Favor não ler (está inacabado)

Estava compenetrado na tela do computador, tentava dar prosseguimento em meus escritos, mas a concentração escapulia como manga sem casca.

O sino da igreja badalava meio dia.

Entediado, levantei e me prostrei diante da ampla janela do meu quarto.

O cenário agradava. A jovem tarde de domingo se mostrava radiosa, morna, serena como se estivesse sob efeito de "rivotril". Até os urubus planavam sem fazer força com as asas. O céu estava límpido e anil, havia espaçados tufos alvos, o vento moderado acariciava a copa das árvores, descabelava transeuntes e ameaçava constranger as mulheres, obrigando-as a segurar seus vestidos e saias junto às pernas. Óbvio que minha torcia era para o vento.

Resolvi sair para arejar a mente.

O jardim público mais charmoso e agradável da cidade fervilha, centenas de pessoas transitavam pelo exuberante local, que vibrava em uma frequência familiar, super agradável.

Artesãos e ambulantes brotavam por todos os cantos sorridentes, ofereciam os mais variados e inusitados produtos.

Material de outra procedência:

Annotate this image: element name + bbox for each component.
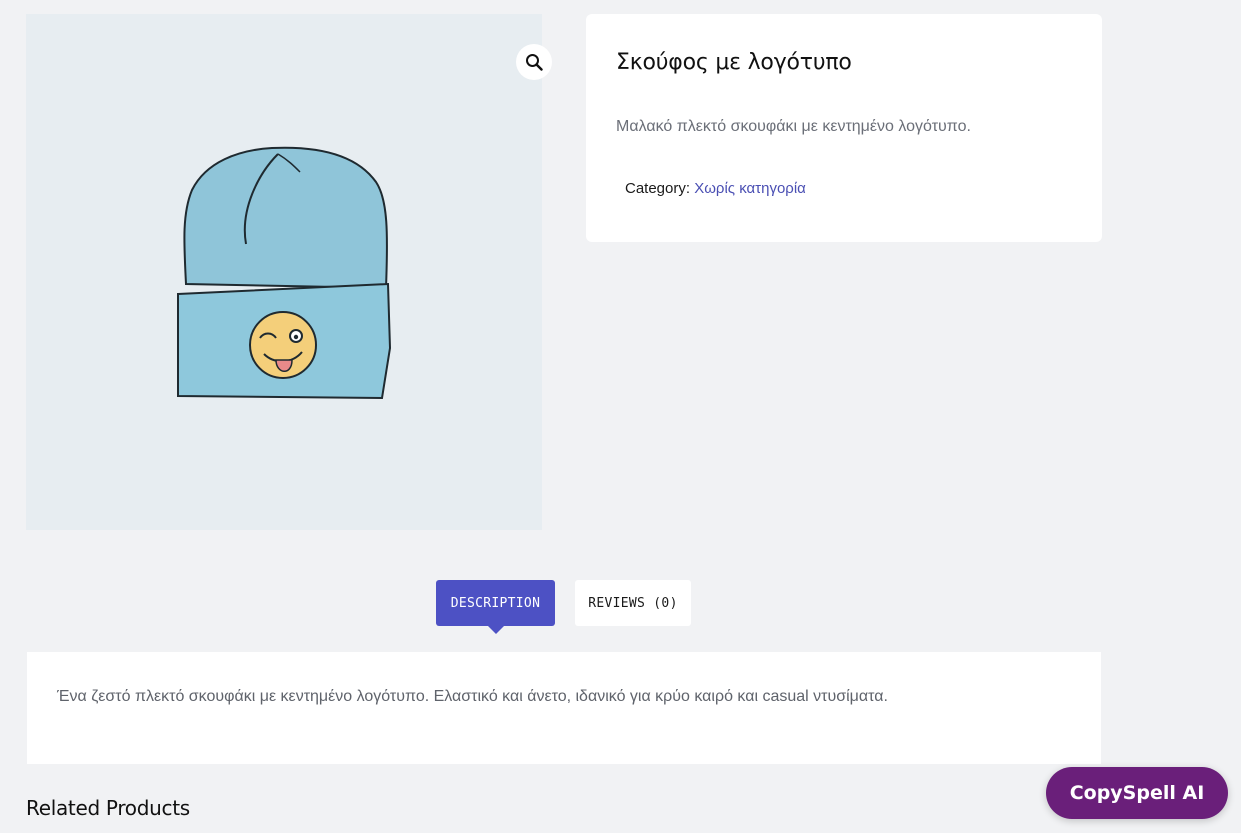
product-summary-card: Σκούφος με λογότυπο Μαλακό πλεκτό σκουφά… <box>586 14 1102 242</box>
category-link[interactable]: Χωρίς κατηγορία <box>694 180 806 197</box>
product-page: Σκούφος με λογότυπο Μαλακό πλεκτό σκουφά… <box>0 0 1241 833</box>
product-image-beanie <box>177 146 392 400</box>
description-text: Ένα ζεστό πλεκτό σκουφάκι με κεντημένο λ… <box>57 688 888 705</box>
product-image-gallery[interactable] <box>26 14 552 530</box>
related-products-heading: Related Products <box>26 796 190 820</box>
category-label: Category: <box>625 180 691 197</box>
copyspell-ai-button[interactable]: CopySpell AI <box>1046 767 1228 819</box>
tab-description[interactable]: DESCRIPTION <box>436 580 555 634</box>
description-panel: Ένα ζεστό πλεκτό σκουφάκι με κεντημένο λ… <box>27 652 1101 764</box>
zoom-button[interactable] <box>516 44 552 80</box>
tab-reviews[interactable]: REVIEWS (0) <box>575 580 691 626</box>
magnifier-icon <box>526 54 543 71</box>
product-title: Σκούφος με λογότυπο <box>616 50 852 75</box>
product-category-meta: Category: Χωρίς κατηγορία <box>625 180 806 197</box>
product-short-description: Μαλακό πλεκτό σκουφάκι με κεντημένο λογό… <box>616 118 971 135</box>
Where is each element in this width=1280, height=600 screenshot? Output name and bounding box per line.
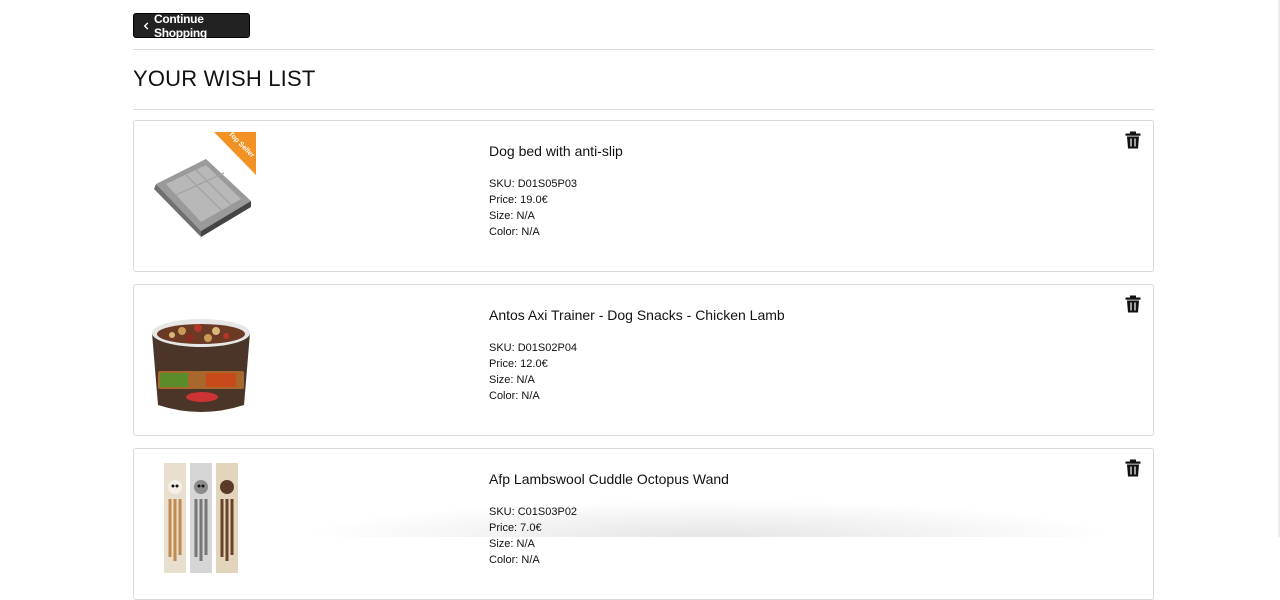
product-image[interactable]: Top Seller (146, 129, 256, 259)
trash-icon[interactable] (1125, 459, 1141, 477)
chevron-left-icon (143, 21, 149, 30)
product-name[interactable]: Antos Axi Trainer - Dog Snacks - Chicken… (489, 307, 785, 323)
wishlist-item: Antos Axi Trainer - Dog Snacks - Chicken… (133, 284, 1154, 436)
product-image[interactable] (146, 457, 256, 587)
product-color: Color: N/A (489, 390, 540, 402)
product-name[interactable]: Afp Lambswool Cuddle Octopus Wand (489, 471, 729, 487)
product-name[interactable]: Dog bed with anti-slip (489, 143, 623, 159)
product-size: Size: N/A (489, 374, 535, 386)
divider (133, 109, 1154, 110)
product-sku: SKU: D01S05P03 (489, 178, 578, 190)
trash-icon[interactable] (1125, 131, 1141, 149)
product-price: Price: 7.0€ (489, 522, 542, 534)
product-details: SKU: C01S03P02 Price: 7.0€ Size: N/A Col… (489, 504, 577, 568)
product-color: Color: N/A (489, 554, 540, 566)
continue-shopping-button[interactable]: Continue Shopping (133, 11, 250, 40)
dog-bed-icon: Top Seller (154, 131, 256, 237)
product-sku: SKU: D01S02P04 (489, 342, 578, 354)
product-image[interactable] (146, 293, 256, 423)
product-price: Price: 19.0€ (489, 194, 548, 206)
wishlist-item: Top Seller Dog bed with anti-slip SKU: D… (133, 120, 1154, 272)
product-details: SKU: D01S02P04 Price: 12.0€ Size: N/A Co… (489, 340, 577, 404)
product-color: Color: N/A (489, 226, 540, 238)
product-sku: SKU: C01S03P02 (489, 506, 578, 518)
product-size: Size: N/A (489, 210, 535, 222)
wishlist-item: Afp Lambswool Cuddle Octopus Wand SKU: C… (133, 448, 1154, 600)
trash-icon[interactable] (1125, 295, 1141, 313)
page-title: YOUR WISH LIST (133, 66, 316, 91)
product-price: Price: 12.0€ (489, 358, 548, 370)
octopus-wand-icon (164, 463, 238, 573)
product-details: SKU: D01S05P03 Price: 19.0€ Size: N/A Co… (489, 176, 577, 240)
divider (133, 49, 1154, 50)
snack-tub-icon (152, 319, 250, 412)
product-size: Size: N/A (489, 538, 535, 550)
continue-shopping-label: Continue Shopping (154, 11, 207, 40)
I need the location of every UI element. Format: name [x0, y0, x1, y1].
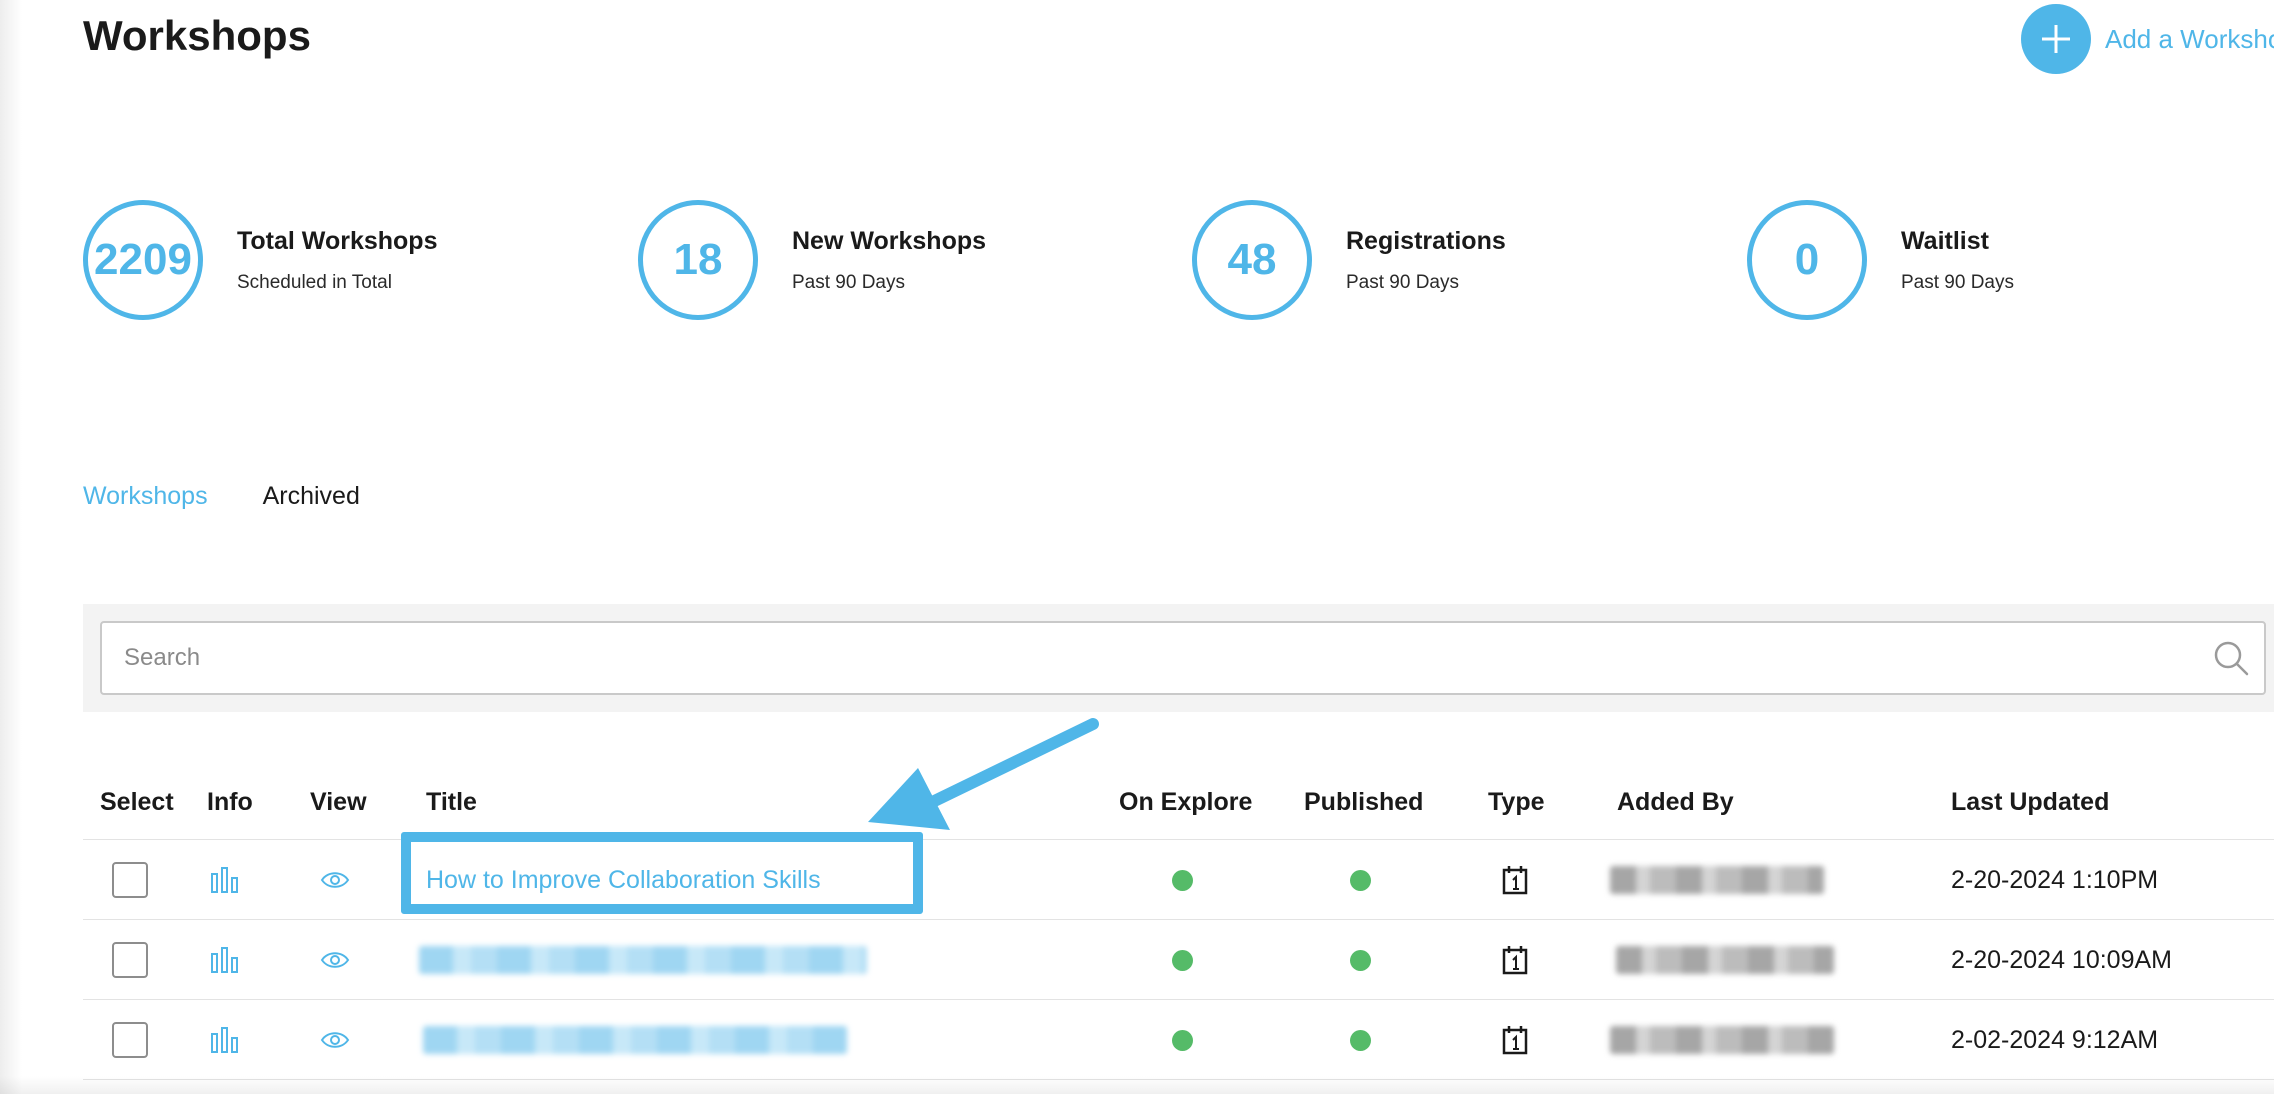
search-bar-container	[83, 604, 2274, 712]
stat-value-circle: 0	[1747, 200, 1867, 320]
bar-chart-icon[interactable]	[210, 1026, 240, 1054]
column-header-view: View	[310, 788, 367, 816]
table-row: 2-20-2024 10:09AM	[83, 920, 2274, 1000]
search-input[interactable]	[124, 623, 2184, 693]
stat-text: Registrations Past 90 Days	[1346, 227, 1506, 294]
stat-value-circle: 48	[1192, 200, 1312, 320]
calendar-icon	[1502, 946, 1528, 975]
sidebar-edge-shadow	[0, 0, 22, 1094]
stat-text: Total Workshops Scheduled in Total	[237, 227, 437, 294]
stat-subtitle: Past 90 Days	[1346, 271, 1459, 293]
row-select-checkbox[interactable]	[112, 1022, 148, 1058]
last-updated-date: 2-02-2024 9:12AM	[1951, 1025, 2159, 1054]
added-by-redacted	[1616, 946, 1834, 974]
search-icon[interactable]	[2212, 639, 2250, 677]
tab-archived[interactable]: Archived	[263, 482, 360, 511]
stat-new-workshops: 18 New Workshops Past 90 Days	[638, 200, 986, 320]
last-updated-date: 2-20-2024 1:10PM	[1951, 865, 2159, 894]
tabs: Workshops Archived	[83, 482, 415, 511]
bar-chart-icon[interactable]	[210, 946, 240, 974]
stat-text: New Workshops Past 90 Days	[792, 227, 986, 294]
published-status-dot	[1350, 869, 1371, 891]
page-title: Workshops	[83, 12, 311, 59]
stat-waitlist: 0 Waitlist Past 90 Days	[1747, 200, 2014, 320]
column-header-title[interactable]: Title	[426, 788, 477, 817]
stat-subtitle: Past 90 Days	[792, 271, 905, 293]
column-header-on-explore[interactable]: On Explore	[1119, 788, 1252, 817]
calendar-icon	[1502, 866, 1528, 895]
workshops-table: Select Info View Title On Explore Publis…	[83, 770, 2274, 1080]
stat-title: Total Workshops	[237, 226, 438, 255]
workshop-title-redacted[interactable]	[423, 1026, 847, 1054]
row-select-checkbox[interactable]	[112, 942, 148, 978]
add-workshop-label[interactable]: Add a Worksho	[2105, 24, 2274, 55]
search-box[interactable]	[100, 621, 2266, 695]
column-header-published[interactable]: Published	[1304, 788, 1423, 817]
tab-workshops[interactable]: Workshops	[83, 482, 208, 511]
column-header-info: Info	[207, 788, 253, 816]
published-status-dot	[1350, 1029, 1371, 1051]
calendar-icon	[1502, 1026, 1528, 1055]
stat-registrations: 48 Registrations Past 90 Days	[1192, 200, 1506, 320]
eye-icon[interactable]	[320, 869, 350, 891]
column-header-select: Select	[100, 788, 174, 816]
plus-icon[interactable]	[2021, 4, 2091, 74]
column-header-added-by[interactable]: Added By	[1617, 788, 1734, 817]
stat-title: Registrations	[1346, 226, 1506, 255]
table-row: 2-02-2024 9:12AM	[83, 1000, 2274, 1080]
eye-icon[interactable]	[320, 949, 350, 971]
stat-text: Waitlist Past 90 Days	[1901, 227, 2014, 294]
workshop-title-redacted[interactable]	[419, 946, 867, 974]
bar-chart-icon[interactable]	[210, 866, 240, 894]
stat-subtitle: Scheduled in Total	[237, 271, 392, 293]
on-explore-status-dot	[1172, 869, 1193, 891]
workshops-page: Workshops Add a Worksho 2209 Total Works…	[0, 0, 2274, 1094]
stat-value-circle: 18	[638, 200, 758, 320]
table-row: How to Improve Collaboration Skills 2-20…	[83, 832, 2274, 920]
eye-icon[interactable]	[320, 1029, 350, 1051]
column-header-last-updated[interactable]: Last Updated	[1951, 788, 2109, 817]
added-by-redacted	[1610, 866, 1824, 894]
bottom-edge-shadow	[0, 1076, 2274, 1094]
on-explore-status-dot	[1172, 1029, 1193, 1051]
workshop-title-link[interactable]: How to Improve Collaboration Skills	[426, 866, 821, 895]
added-by-redacted	[1610, 1026, 1834, 1054]
stat-title: Waitlist	[1901, 226, 1989, 255]
add-workshop-button[interactable]: Add a Worksho	[2021, 4, 2274, 74]
row-select-checkbox[interactable]	[112, 862, 148, 898]
table-header: Select Info View Title On Explore Publis…	[83, 770, 2274, 840]
on-explore-status-dot	[1172, 949, 1193, 971]
stat-value-circle: 2209	[83, 200, 203, 320]
stat-total-workshops: 2209 Total Workshops Scheduled in Total	[83, 200, 437, 320]
last-updated-date: 2-20-2024 10:09AM	[1951, 945, 2172, 974]
stat-subtitle: Past 90 Days	[1901, 271, 2014, 293]
published-status-dot	[1350, 949, 1371, 971]
stat-title: New Workshops	[792, 226, 987, 255]
column-header-type[interactable]: Type	[1488, 788, 1545, 817]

Avistei uma menina andando de bicicleta de forma desengonçada. De súbito e involuntariamente minha mente acessou e recuperou em um dos escaninhos da memória a lembrança de que eu também já havia andado de bicicleta. Em seguida, meus olhos me mostraram crianças brincando em um balanço, feito com corda e tábua. "também já andei de balanço", pensei de pronto. olhando para o outro lado rememorei que também já havia andado de cadeira de rodas. As lembranças surgiram com clareza em minha memória, parecia ter ocorrido recentemente, o dia em que fraturei o calcanhar e tive de ser levado para a emergência do hospital. O paraplégico que vinha em minha direção acabará de me cumprimentar com um aceno de cabeça...

Meus olhos agora se fixaram no longínquo, para além das grades que cercam o jardim. Lá, uma grande e redonda peça metálica se apresentava, pontilhada por vários assentos que circundavam o grande circulo. Imediatamente a frase se formou em minha mente"também já andei de roda gigante". Além disso, minha memoria também me trouxe a lembrança do cheiro e do sabor de pipocas, que normalmente são vendidas em parques de diversões.

Um avião cortava o céu e mais uma vez lembrei que também já havia andado de avião. No exato momento em que meus olhos iria se desvia do avião, percebi uma solitária e multicolorida asa delta planar serenamente pela abóboda azul. Tambem já havia me deliciado com aquele voo, mas as recordações desta experiência me trouxeram um grande desconforto, fui tomado por incontrolável medo e angústia, algo havia dado errado com o vôo.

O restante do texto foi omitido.